Knowledge on the exact status of the molecular processes underlying vascular remodeling supporting tumor outgrowth is essential for therapeutic intervention. From our data, HCC growth in both noncirrhotic and cirrhotic liver is not predominantly VEGF/angiopoietin driven. Still, the tumor microvascular capillaries are distinctly different from SEC, both morphologically and phenotypically. The trabeculae and pseudoglands of HCC are covered by endothelial cells which phenotypically differ from SEC as visualized in our study by the expression of CD31, as well as CD34, antigens that are expressed to a limited extent or even absent on normal SECs. Apart from the sinusoidal-like vasculature, HCC also contains so-called unpaired arteries, which are haphazardly distributed small arteries without accompanying bile duct.
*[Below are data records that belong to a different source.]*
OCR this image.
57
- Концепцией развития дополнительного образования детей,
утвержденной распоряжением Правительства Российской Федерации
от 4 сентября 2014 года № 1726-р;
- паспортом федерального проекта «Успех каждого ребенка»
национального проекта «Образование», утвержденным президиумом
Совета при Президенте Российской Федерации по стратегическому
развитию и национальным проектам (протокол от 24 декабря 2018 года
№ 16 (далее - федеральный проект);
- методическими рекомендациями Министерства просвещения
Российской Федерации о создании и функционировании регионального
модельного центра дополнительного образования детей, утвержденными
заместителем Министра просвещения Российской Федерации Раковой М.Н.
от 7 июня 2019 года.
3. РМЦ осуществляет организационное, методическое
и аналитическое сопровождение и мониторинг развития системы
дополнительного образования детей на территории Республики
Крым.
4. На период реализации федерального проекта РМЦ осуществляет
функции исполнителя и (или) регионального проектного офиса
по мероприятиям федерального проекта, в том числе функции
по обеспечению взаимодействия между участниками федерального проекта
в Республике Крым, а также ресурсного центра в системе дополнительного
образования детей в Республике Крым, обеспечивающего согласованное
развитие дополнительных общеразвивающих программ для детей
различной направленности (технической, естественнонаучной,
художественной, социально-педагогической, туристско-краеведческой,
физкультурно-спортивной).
Possibly, epidermal growth factor family members including Betacellulin and epidermal growth factor receptor,39, 40 or other (angiogenic) factors and their respective receptors such as platelet-derived growth factor/platelet-derived growth factor receptor alpha, can influence tumor vascularization processes.41, 42 Of interest in this respect is furthermore the recent publication by Lai and colleagues,43 in which they showed that the enzyme sulfatase-2 positively affected the binding and subsequent downstream signal transduction of fibroblast growth factor 2.43 Because sulfatase-2 was overexpressed in approximately 60% of HCCs studied, it is tempting to speculate that HCC-associated vascular remodeling can be driven by fibroblast growth factor 2 without fibroblast growth factor 2 being overexpressed. Further detailing on the exact molecular control of HCC-driven vascularization is needed to provide a rationale for vasculature-directed therapy44 with or without combination with tumor-directed therapeutics.